La ciudad vieja de Budva ancla esta parte de la ciudad: un triángulo compacto de piedra sobre un espolón rocoso, envuelto en murallas, con la Citadela en su vértice y vistas desde las almenas a lo largo de toda la riviera. Dentro, las callejas son lo bastante estrechas como para mantenerse frescas al mediodía y están flanqueadas por iglesias, museos pequeños, galerías y cafés que se derraman por las plazas en cuanto baja el calor. La colección arqueológica merece una hora: Budva lleva habitada de forma continua unos 2.500 años, y el material griego y romano hallado bajo estas calles lo hace palpable de un modo que las vistas de postal no consiguen.
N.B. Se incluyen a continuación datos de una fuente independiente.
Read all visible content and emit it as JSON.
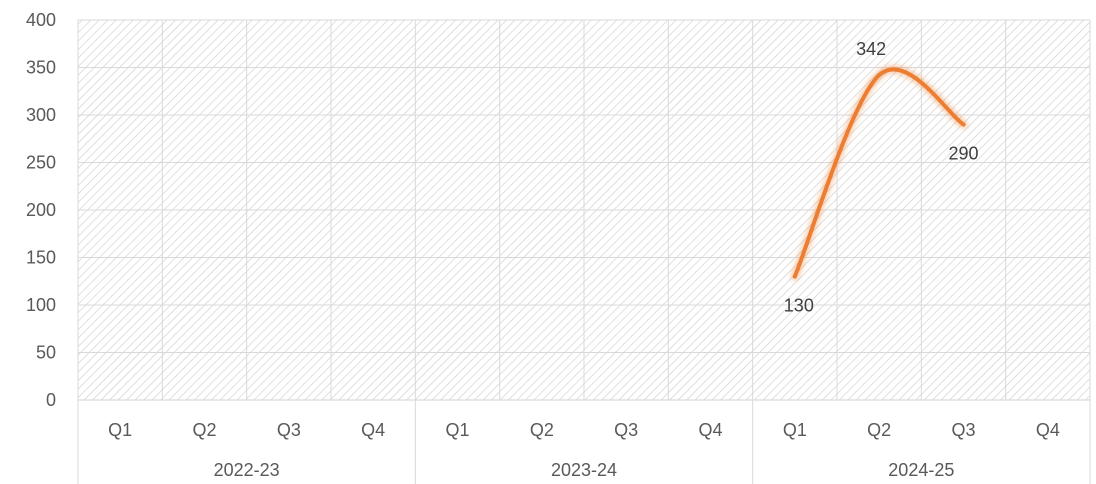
{
  "chart_data": {
    "type": "line",
    "title": "",
    "xlabel": "",
    "ylabel": "",
    "ylim": [
      0,
      400
    ],
    "yticks": [
      "0",
      "50",
      "100",
      "150",
      "200",
      "250",
      "300",
      "350",
      "400"
    ],
    "x_groups": [
      {
        "label": "2022-23",
        "quarters": [
          "Q1",
          "Q2",
          "Q3",
          "Q4"
        ]
      },
      {
        "label": "2023-24",
        "quarters": [
          "Q1",
          "Q2",
          "Q3",
          "Q4"
        ]
      },
      {
        "label": "2024-25",
        "quarters": [
          "Q1",
          "Q2",
          "Q3",
          "Q4"
        ]
      }
    ],
    "series": [
      {
        "color": "#ED7D31",
        "points": [
          {
            "group": "2024-25",
            "quarter": "Q1",
            "value": 130,
            "label": "130"
          },
          {
            "group": "2024-25",
            "quarter": "Q2",
            "value": 342,
            "label": "342"
          },
          {
            "group": "2024-25",
            "quarter": "Q3",
            "value": 290,
            "label": "290"
          }
        ]
      }
    ],
    "grid": true,
    "legend": "none"
  }
}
Fuera de las murallas el ritmo cambia rápido. Mogren queda justo al doblar el promontorio, al final de un sendero tallado en el acantilado, y Ričardova Glava es la pequeña media luna que hay directamente bajo las fortificaciones. Hacia el este, el paseo pasa junto a la marina y recorre Slovenska plaža a lo largo de un par de kilómetros de bares, helados y plataformas de baño, y luego sigue por encima de la loma baja hasta Bečići. En julio y agosto el festival Grad Teatar convierte las plazas de la ciudad vieja en escenarios al aire libre, que es la mejor razón para estar dentro de las murallas después del anochecer. Los restaurantes de una calle más adentro de la vía principal suelen cobrar menos y tomarse su tiempo.